Provides single prompt text completions (legacy OpenAI style, not conversational).

Request Format:

{
"prompt": "Write a short story about",
"model": "sulla",
"max_tokens": 100,
"temperature": 0.7
}

Response Format:

{
"id": "cmpl-123",
"object": "text_completion",
"created": 1234567890,
"model": "sulla",
"choices": [
{
"text": " a brave knight who...",
"index": 0,
"logprobs": null,
"finish_reason": "stop"
}
],
"usage": {
"prompt_tokens": 5,
"completion_tokens": 20,
"total_tokens": 25
}
}

Example:

curl -X POST http://localhost:3000/v1/completions \
-H "Content-Type: application/json" \
-d '{
"prompt": "Once upon a time",
"model": "sulla"
}'

POST /v1/embeddings

Generates vector embeddings for text input using configured Ollama embedding models.

Request Format:

{
"input": "Text to embed" | ["Text 1", "Text 2"],
"model": "nomic-embed-text",
"user": "optional-user-id"
}

Response Format:

{
"object": "list",
"data": [
{
"object": "embedding",
"embedding": [0.123, -0.456, ...],
"index": 0
}
],
"model": "nomic-embed-text",
"usage": {
"prompt_tokens": 3,
"total_tokens": 3
}
}

Example:

curl -X POST http://localhost:3000/v1/embeddings \
-H "Content-Type: application/json" \
-d '{
"input": "Hello world",
"model": "nomic-embed-text"
}'

POST /v1/moderations

Checks content for harmful or inappropriate material.
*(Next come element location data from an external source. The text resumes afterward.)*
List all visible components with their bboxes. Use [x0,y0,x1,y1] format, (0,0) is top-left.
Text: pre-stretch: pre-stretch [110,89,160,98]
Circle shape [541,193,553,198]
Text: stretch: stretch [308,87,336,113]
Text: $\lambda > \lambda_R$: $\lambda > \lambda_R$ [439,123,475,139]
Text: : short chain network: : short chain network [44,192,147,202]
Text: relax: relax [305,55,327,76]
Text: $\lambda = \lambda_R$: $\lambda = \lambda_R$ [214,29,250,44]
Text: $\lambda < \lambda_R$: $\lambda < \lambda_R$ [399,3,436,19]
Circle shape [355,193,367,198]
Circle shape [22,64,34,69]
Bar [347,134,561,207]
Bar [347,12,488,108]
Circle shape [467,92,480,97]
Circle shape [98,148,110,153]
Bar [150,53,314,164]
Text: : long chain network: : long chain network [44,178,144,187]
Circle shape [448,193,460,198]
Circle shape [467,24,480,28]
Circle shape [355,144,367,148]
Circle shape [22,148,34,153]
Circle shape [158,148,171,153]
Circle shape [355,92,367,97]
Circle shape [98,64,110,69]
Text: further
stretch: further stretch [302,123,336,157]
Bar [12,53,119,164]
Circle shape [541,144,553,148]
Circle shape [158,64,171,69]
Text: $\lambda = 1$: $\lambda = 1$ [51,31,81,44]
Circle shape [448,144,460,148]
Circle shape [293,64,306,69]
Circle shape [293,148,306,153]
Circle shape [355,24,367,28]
This implementation returns safe results for all inputs (not using OpenAI's actual moderation service).

Request Format:

{
"input": "Text to moderate" | ["Text 1", "Text 2"]
}

Response Format:

{
"id": "modr-123",
"model": "text-moderation-stable",
"results": [
{
"categories": {
"hate": false,
"hate/threatening": false,
"self-harm": false,
"sexual": false,
"sexual/minors": false,
"violence": false,
"violence/graphic": false
},
"category_scores": {
"hate": 0.0,
"hate/threatening": 0.0,
"self-harm": 0.0,
"sexual": 0.0,
"sexual/minors": 0.0,
"violence": 0.0,
"violence/graphic": 0.0
},
"flagged": false
}
]
}

Example:

curl -X POST http://localhost:3000/v1/moderations \
-H "Content-Type: application/json" \
-d '{
"input": "This is a test message"
}'

Supported Models

  • Ollama Models: Filtered by available CPU cores and RAM (tinyllama, llama2, llama3, codellama variants)
  • Remote Models: Grok models (if Grok API key configured), OpenAI models (if OpenAI API key configured)

Error Handling

All endpoints return standard HTTP status codes and JSON error responses:

{
"error": {
"message": "Error description",
"type": "error_type"
}
}

Common error types: invalid_request_error, internal_error

Integration API Endpoints

The same server also hosts integration API endpoints for calling third-party APIs (YouTube, GitHub, Postmark, etc.) with managed credentials. See Integrations API for full documentation.